Thursday, April 25, 2013

The Eco-Friendly, Green and Compact Nuclear Reactor

I have had this idea for several years, and now realize that I have neither energy, time nor money for the Patent Cooperation Treaty application that is a must to patent this idea. I have chosen to disclose the invention right here and at this moment, to at least have some claim to the priority date of the invention. 

The System is a portable and compact turbo reactor power generating system comprises an integral turbo reactor - steam turbine coaxial assembly (the turbo reactor and the turbine in the drawing), charged with deuterium oxide containing coolant, and a conventional electrical generator detachably connected to the turbine of the turbo reactor assembly by a conventional direct or geared drive.

Simplifying the reactor design eliminates the need for separate and oversize reactor, a steam turbine, a primary and secondary steam pipework, multitude of pumps, control systems, and extensive cooling systems, complicated connections, and emergency power supply. The turbo reactor design allows for a highly efficient and safe energy output while occupying a minimal space and being very easy to manufacture and assemble, and transport.
The turbo reactor assembly can be easily miniaturized to dimensions that allow the reactor assembly to be easily transported by railroad, quickly connected to the electrical generator, all the while capable of producing the same amount of electrical energy as a reactor unit of standard water-cooled nuclear reactor power plant.
The important advantage of the system is that the rod control supplemented by the use of the deuterium oxide guarantees an assured safe shutdown without the need for any emergency power supply. The fuel used in the rods also offers a security advantage by precluding its potential enrichment for manufacturing nuclear weapons.

The Turbo Reactor

The turbo reactor part of the assembly is an equivalent of a conventional compressor turbine, except the heating of the coolant directly and immediately drives the turbine, and contains fuel rods. The rods are designed to protrude into the turbo reactor compression cavity through fluid-tight openings that also ensure the rods sliding inwardly-outwardly along their axes.
The rods, when inserted into the reactor section to an optimal depth, heat the coolant, which could be deuterium oxide containing fluid, vaporizing it and causing it under pressure that would act on the turbine rotors, thereby producing rotation energy to be transmitted directly to the electrical generator. The resultant heating is self-sustained, is easily controlled by the the insertion depth of the rods, or a valve, and requires no pumping.
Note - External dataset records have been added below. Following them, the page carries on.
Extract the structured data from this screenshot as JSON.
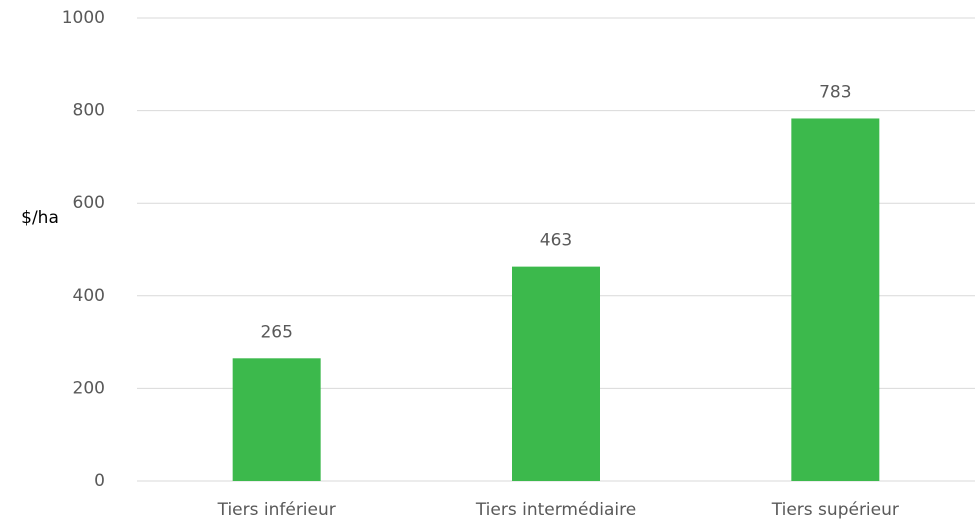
{
  "chart_data": {
    "type": "bar",
    "y_label": "$/ha",
    "categories": [
      "Tiers inférieur",
      "Tiers intermédiaire",
      "Tiers supérieur"
    ],
    "values": [
      265,
      463,
      783
    ],
    "color": "#3cb94c",
    "ylim": [
      0,
      1000
    ],
    "yticks": [
      0,
      200,
      400,
      600,
      800,
      1000
    ],
    "grid": true
  }
}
The rods are similar in physical or nucleo-chemical design to the rods used in fuel clusters of the Canadian Deuterium (CANDU) reactors. The reactor containment vessel can be substantially similar to a casing of a conventional steam turbine, preferable manufactured of high-tensile metal.

The Rods

The rods are designed and engineered to be of optimal physical dimensions, of nuclear material and concentration thereof so as to ensure nearly critical reaction that results in production of heat, and when required, quickly stops the production of heat when moderated with the deuterium oxide containing coolant. It is envisioned that the rod dimensions could be of 1-6 cm in diameter, and 10-100 cm length.

The shape of a rod and the geometrical arrangement of the rods within the turbo-reactor are also optimized to produce prompt heat emission control. It is understood that there are variety of possibilities for the arrangement of the rods within the turboreactor cavity. The arrangement includes planarly radial, or angular with respect to the turbo reactor axis, planarly overlapping, and other three-dimensional variations thereof.

Additionally, the advantage of easy, on demand withdrawal of the rods from the turboreactor cavity, enables the rods to be inserted into a separate device, or devices, which is designed to function as a radioisotope thermoelectric generator with the rods inserted into this assembly.

The Control

The heat emission control is achieved by selective insertion or withdrawal of the rods, or only of a selected group of the rods, or by rotating a group of the rods with respect to their longitudinal axes.

The electrical energy production can also be modulated by the conventional means of controlling the pitch of the steam turbine blades, or by controlling the reduction of the generator drive ratio.